Após as todas as explicações para estas duas formas de se fazer uma pista dançar - que parecem tão distintas e são tratadas como tais é necessário dizer que hoje estamos num ponto em que o Live e o Dj Set já estão andando lado a lado. Com o advento da tecnologia e a constante substituição dos CDs pelos arquivos de mídia manipulados por computador (mp3, mp4, m4a, aif, wav) que possuem uma qualidade superior, podemos aproximar cada vez mais as duas formas de o artista se apresentar.

Lipe Forbes contou que “Tem um software novo, o Ableton Live, que foi feito para se fazer Live mas os DJs (que tocam com arquivos ao invés de CDs) estão usando para o Set.” O programa em questão possibilita ter um número infinito de canais, permitindo ao DJ ou produtor manipular do jeito que quiser. “Dá para fazer outras versões, remixes ao vivo”, completa Lipe. As vantagens de que “o Ableton tem efeitos que só se tinha no estúdio, e também permite acertar tempos com mais facilidade no Set” apontadas por Dudu também provam a aproximação do trabalho do DJ e do produtor de psytrance. Mas há quem não goste da idéia de ligar o programa com o set pronto no computador, proporcionada pelo Ableton Live. Um exemplo é o sócio do clube Klatu Barada Nikto e DJ de psy, Teko. Quando ele afirma que “não gosto, nem acho que seja uma boa idéia porque DJ é DJ, mixa com as mãos e os ouvidos”, deixa bem explícito seu gosto pelo DJ set tradicional, bem como Rodrigo Ramos(Psyte), que acredita que nenhum live se compara a DJ sets como James Monro e Dimitri Nakov, por exemplo.

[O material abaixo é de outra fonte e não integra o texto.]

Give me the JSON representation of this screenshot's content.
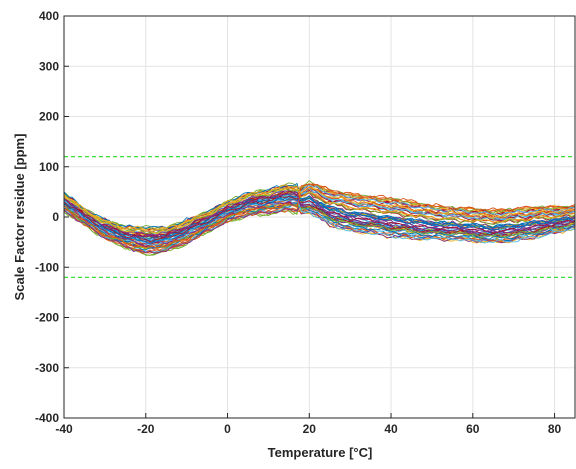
{
  "chart_data": {
    "type": "line",
    "title": "",
    "xlabel": "Temperature [°C]",
    "ylabel": "Scale Factor residue [ppm]",
    "xlim": [
      -40,
      85
    ],
    "ylim": [
      -400,
      400
    ],
    "x_ticks": [
      -40,
      -20,
      0,
      20,
      40,
      60,
      80
    ],
    "y_ticks": [
      -400,
      -300,
      -200,
      -100,
      0,
      100,
      200,
      300,
      400
    ],
    "grid": true,
    "legend": "none",
    "threshold_lines": [
      {
        "y": 120,
        "color": "#22dd22",
        "style": "dashed"
      },
      {
        "y": -120,
        "color": "#22dd22",
        "style": "dashed"
      }
    ],
    "series_count": 60,
    "series_colors": [
      "#0072BD",
      "#D95319",
      "#EDB120",
      "#7E2F8E",
      "#77AC30",
      "#4DBEEE",
      "#A2142F"
    ],
    "x": [
      -40,
      -35,
      -30,
      -25,
      -20,
      -15,
      -10,
      -5,
      0,
      5,
      10,
      15,
      18,
      20,
      25,
      30,
      35,
      40,
      45,
      50,
      55,
      60,
      65,
      70,
      75,
      80,
      85
    ],
    "envelope": {
      "upper": [
        55,
        20,
        0,
        -20,
        -28,
        -25,
        -10,
        10,
        35,
        60,
        80,
        95,
        90,
        95,
        75,
        55,
        45,
        35,
        35,
        30,
        30,
        25,
        25,
        30,
        35,
        35,
        35
      ],
      "median": [
        30,
        0,
        -25,
        -40,
        -48,
        -45,
        -30,
        -10,
        10,
        25,
        30,
        38,
        35,
        40,
        20,
        10,
        5,
        0,
        -5,
        -10,
        -12,
        -15,
        -18,
        -15,
        -10,
        -5,
        0
      ],
      "lower": [
        0,
        -25,
        -55,
        -80,
        -110,
        -95,
        -80,
        -50,
        -25,
        -5,
        10,
        15,
        10,
        0,
        -35,
        -60,
        -70,
        -85,
        -80,
        -75,
        -70,
        -75,
        -75,
        -70,
        -60,
        -45,
        -35
      ]
    }
  }
}
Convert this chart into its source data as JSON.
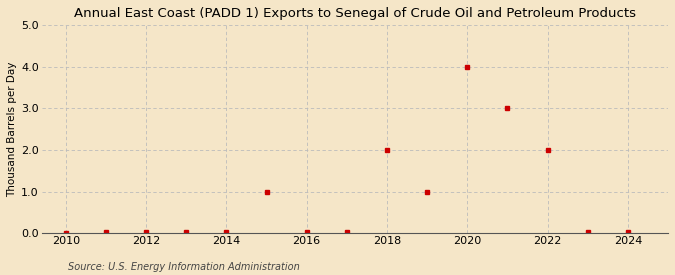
{
  "title": "Annual East Coast (PADD 1) Exports to Senegal of Crude Oil and Petroleum Products",
  "ylabel": "Thousand Barrels per Day",
  "source": "Source: U.S. Energy Information Administration",
  "background_color": "#f5e6c8",
  "years": [
    2010,
    2011,
    2012,
    2013,
    2014,
    2015,
    2016,
    2017,
    2018,
    2019,
    2020,
    2021,
    2022,
    2023,
    2024
  ],
  "values": [
    0.0,
    0.02,
    0.02,
    0.02,
    0.02,
    1.0,
    0.02,
    0.02,
    2.0,
    1.0,
    4.0,
    3.0,
    2.0,
    0.02,
    0.02
  ],
  "xlim": [
    2009.4,
    2025.0
  ],
  "ylim": [
    0.0,
    5.0
  ],
  "yticks": [
    0.0,
    1.0,
    2.0,
    3.0,
    4.0,
    5.0
  ],
  "xticks": [
    2010,
    2012,
    2014,
    2016,
    2018,
    2020,
    2022,
    2024
  ],
  "marker_color": "#cc0000",
  "marker_size": 3.5,
  "grid_color": "#bbbbbb",
  "title_fontsize": 9.5,
  "label_fontsize": 7.5,
  "tick_fontsize": 8,
  "source_fontsize": 7
}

Concordando ou não em utilizar o Ableton para o DJ set, ou deixar de remixar a música no Live P.A , o fato é que cada um – tanto o DJ quanto o produtor - tem sua identidade própria na hora de colocar a galera pra dançar. O público quer mesmo é escutar um som de qualidade. A forma como as músicas foram criadas pode ficar em segundo plano, afinal na pista de dança o que importa para quem está escutando é o que entra no ouvido.